As far as the guitar and other fretted instruments having 12 straight, unbroken frets to the octave are concerned, equal temperament is the only choice. Back in 1581, Vincenzo Galilei (Galileo’s father), explained the need for equal semitones logically and correctly – “since the frets are placed straight across the six strings, the order of diatonic and chromatic semitones is the same on all strings. In chords, therefore, a C# might be sounded on one string, and a Db on another – this will be a very false octave unless the instrument is in equal temperament.”
Equal temperament divides the octave into twelve exactly equal semitones. The resulting equal divisions are a logarithmic function of the speaking length of the string, rather than pure fractions, and thus are not a true analog of the natural harmonic series.
Equal temperament is the ultimate compromise. Tonal purity is sacrificed for ease of modulation. Depending on your viewpoint, equal temperament either a) makes every key equally in tune, or b) makes every key equally out of tune… The idea is to make it possible to play all intervals and chords, in all keys, with the same relative accuracy.

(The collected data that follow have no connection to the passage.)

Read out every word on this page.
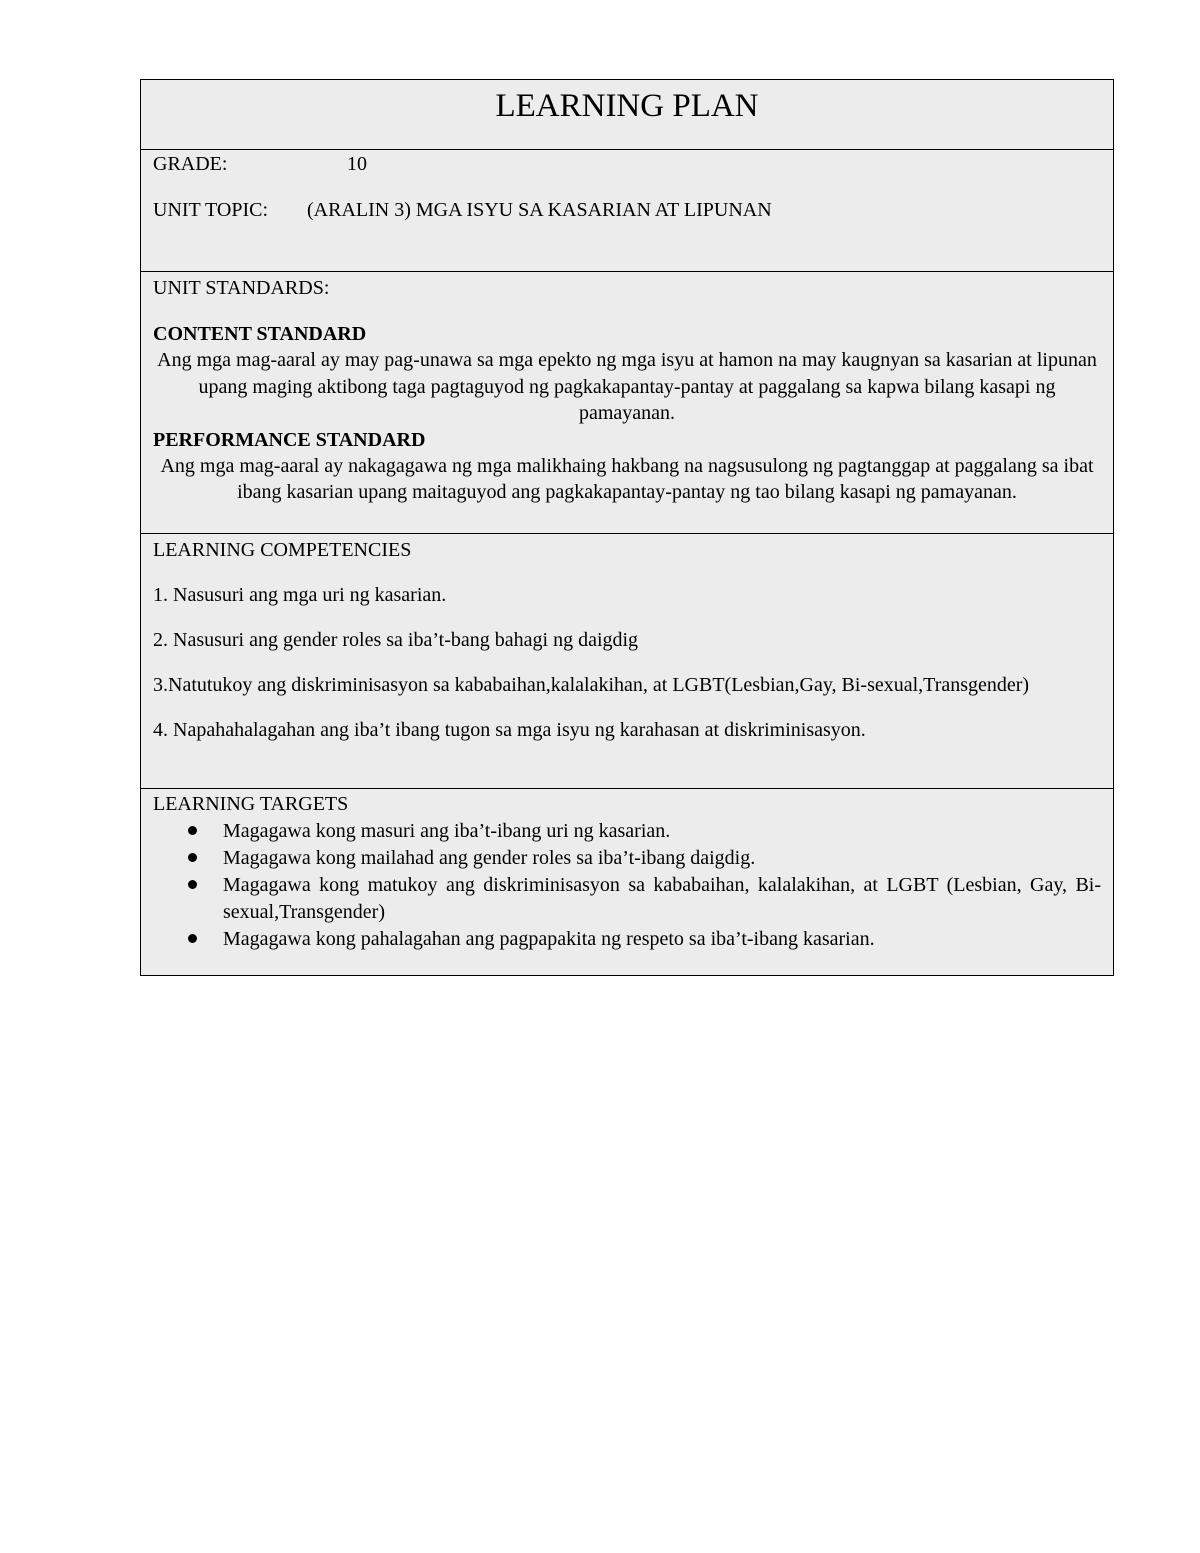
LEARNING PLAN
GRADE:	10
UNIT TOPIC: (ARALIN 3) MGA ISYU SA KASARIAN AT LIPUNAN
UNIT STANDARDS:
CONTENT STANDARD
Ang mga mag-aaral ay may pag-unawa sa mga epekto ng mga isyu at hamon na may kaugnyan sa kasarian at lipunan upang maging aktibong taga pagtaguyod ng pagkakapantay-pantay at paggalang sa kapwa bilang kasapi ng pamayanan.
PERFORMANCE STANDARD
Ang mga mag-aaral ay nakagagawa ng mga malikhaing hakbang na nagsusulong ng pagtanggap at paggalang sa ibat ibang kasarian upang maitaguyod ang pagkakapantay-pantay ng tao bilang kasapi ng pamayanan.

LEARNING COMPETENCIES

1. Nasusuri ang mga uri ng kasarian.

2. Nasusuri ang gender roles sa iba’t-bang bahagi ng daigdig

3.Natutukoy ang diskriminisasyon sa kababaihan,kalalakihan, at LGBT(Lesbian,Gay, Bi-sexual,Transgender)

4. Napahahalagahan ang iba’t ibang tugon sa mga isyu ng karahasan at diskriminisasyon.

LEARNING TARGETS
Magagawa kong masuri ang iba’t-ibang uri ng kasarian.
Magagawa kong mailahad ang gender roles sa iba’t-ibang daigdig.
Magagawa kong matukoy ang diskriminisasyon sa kababaihan, kalalakihan, at LGBT (Lesbian, Gay, Bi-sexual,Transgender)
Magagawa kong pahalagahan ang pagpapakita ng respeto sa iba’t-ibang kasarian.
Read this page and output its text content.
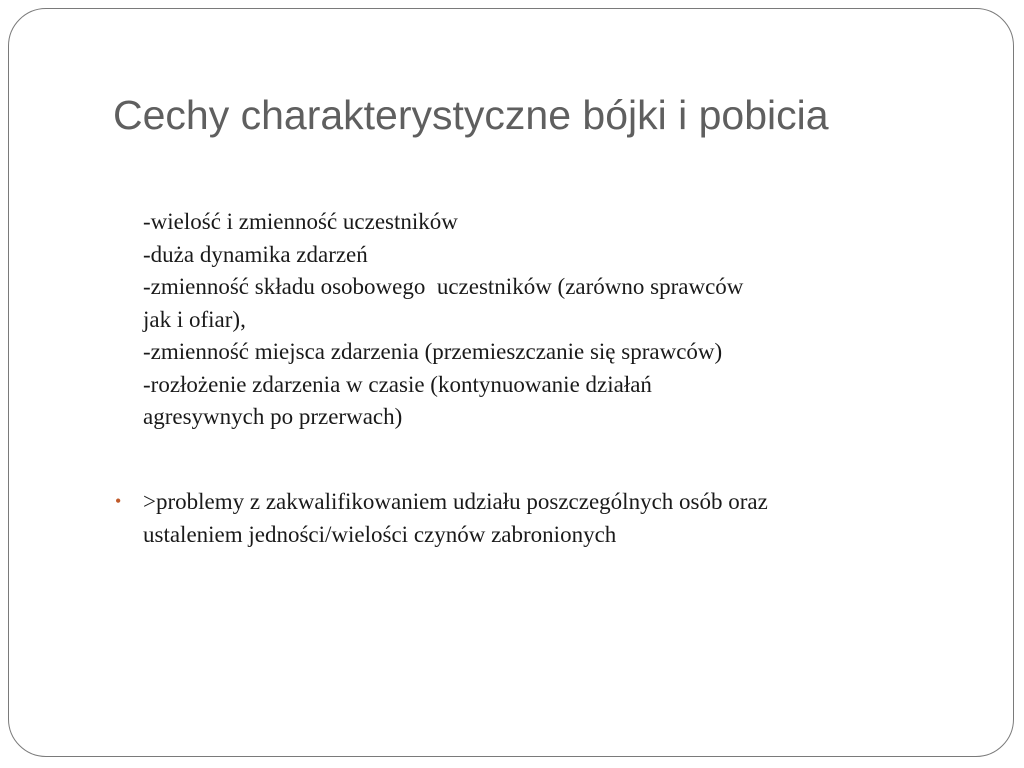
Cechy charakterystyczne bójki i pobicia
-wielość i zmienność uczestników
-duża dynamika zdarzeń
-zmienność składu osobowego  uczestników (zarówno sprawców
jak i ofiar),
-zmienność miejsca zdarzenia (przemieszczanie się sprawców)
-rozłożenie zdarzenia w czasie (kontynuowanie działań
agresywnych po przerwach)
• >problemy z zakwalifikowaniem udziału poszczególnych osób oraz
ustaleniem jedności/wielości czynów zabronionych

Although every key is very slightly out of tune, every key is also useable. No key sounds worse than any other key. The same applies to all chords. Theoretically, that is. In practise certain intervals and chords can still sound dissonant. Thirds are especially troublesome, as the even-tempered minor third is 16 cents flat to the “pure” minor third and the even-tempered major third is 14 cents sharp of pure. The equal-tempered major sixth is 16 cents sharp of just, and the equal tempered major seventh is 12 cents sharp of just. The only interval which is identical in the two scales is the octave.